Liberals like me tend to be wary of government encouraging use of catastrophic plans. We worry that people will economize poorly, skimping on beneficial preventative care, and that the migration of healthy people into catastrophic plans will will drive up the cost of coverage for everybody else. Conservatives take the opposite view: They think catastrophic plans will encourage people to become smarter, thriftier health care consumers—thereby making health care, and insurance, less expensive overall.
For a while now, conservatives have focused on the supposed lack of catastrophic options in the Affordable Care Act as one of the law’s major flaws.
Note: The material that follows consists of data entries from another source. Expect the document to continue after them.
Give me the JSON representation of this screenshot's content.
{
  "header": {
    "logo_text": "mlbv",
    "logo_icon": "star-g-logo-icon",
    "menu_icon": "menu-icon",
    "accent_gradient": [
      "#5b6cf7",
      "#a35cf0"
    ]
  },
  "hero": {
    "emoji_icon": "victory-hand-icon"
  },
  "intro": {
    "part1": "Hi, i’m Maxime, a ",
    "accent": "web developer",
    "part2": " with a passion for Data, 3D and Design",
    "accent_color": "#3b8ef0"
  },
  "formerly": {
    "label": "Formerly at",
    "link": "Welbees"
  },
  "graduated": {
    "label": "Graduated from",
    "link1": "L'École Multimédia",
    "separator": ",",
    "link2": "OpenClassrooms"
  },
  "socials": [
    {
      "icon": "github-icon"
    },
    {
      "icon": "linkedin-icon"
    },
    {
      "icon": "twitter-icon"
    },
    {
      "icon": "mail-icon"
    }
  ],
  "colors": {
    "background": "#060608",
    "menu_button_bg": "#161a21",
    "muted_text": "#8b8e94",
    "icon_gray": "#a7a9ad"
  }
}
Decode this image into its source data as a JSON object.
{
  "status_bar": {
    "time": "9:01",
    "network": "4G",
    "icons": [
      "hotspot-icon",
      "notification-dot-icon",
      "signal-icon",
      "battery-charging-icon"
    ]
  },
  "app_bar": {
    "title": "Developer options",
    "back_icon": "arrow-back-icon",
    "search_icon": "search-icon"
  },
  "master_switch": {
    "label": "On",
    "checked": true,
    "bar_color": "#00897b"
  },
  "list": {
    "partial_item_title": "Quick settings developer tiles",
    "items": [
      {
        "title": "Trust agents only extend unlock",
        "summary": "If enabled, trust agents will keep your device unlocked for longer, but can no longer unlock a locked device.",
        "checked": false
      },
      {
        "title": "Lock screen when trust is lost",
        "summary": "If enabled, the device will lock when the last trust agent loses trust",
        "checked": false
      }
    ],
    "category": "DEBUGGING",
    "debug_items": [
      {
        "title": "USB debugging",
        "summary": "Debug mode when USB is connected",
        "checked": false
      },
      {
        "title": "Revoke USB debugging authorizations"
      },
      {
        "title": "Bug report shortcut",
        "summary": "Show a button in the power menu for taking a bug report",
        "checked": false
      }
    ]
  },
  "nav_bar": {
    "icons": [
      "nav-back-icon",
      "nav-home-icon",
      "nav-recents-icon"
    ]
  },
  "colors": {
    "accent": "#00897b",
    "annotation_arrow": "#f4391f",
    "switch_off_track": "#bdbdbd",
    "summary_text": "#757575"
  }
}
And during oral arguments, conservative lawyers turned this policy criticism into a constitutional one: By forcing everybody to buy more comprehensive coverage, they argued, the government was effectively forcing people to engage in a certain kind of commerce. Several conservatives justices signaled, through their questioning, they agreed.
But the premise happens to be wrong. Yes, the law establishes a level of benefits that all insurance plans must meet or exceed. But it’s not a particularly high standard. It’s an actuarial value of 60 percent, which means, roughly speaking, insurance that would cover 60 percent of the average person’s medical expenses. For a family of four buying coverage through the new insurance exchanges, the out-of-pocket expenses could be as high as $12,500. People under 30, meanwhile, will have access to even skimpier plans that are roughly equivalent to the catastrophic options now available to people who use federally qualified health savings accounts. Again, this is not something that makes liberals like me happy (although most people will likely still end up with better coverage, in the case of low-income people with the help of subsidies). But it ought to satisfy the conservative critics who think the law should guarantee only catastrophic coverage.
Of course, I don’t actually think this issue should matter to the Court one way or the other. Even if the Affordable Care Act didn’t have a catastrophic coverage option and established a higher standard for benefits, you could make the same constitutional arguments for it—that the law is a perfectly reasonable exercise of federal power to tax, regulate interstate commerce, and do what is “necessary and proper” for carrying out its duties. But if the justices don’t find those arguments convincing and think the presence of a catastrophic plan matters, then they should give the law a closer look before ruling against it.
*Those writers include AP’s Ricardo Alonso-Zaldivar and MSNBC’s Steve Benen, as well as the blogger “ASP.”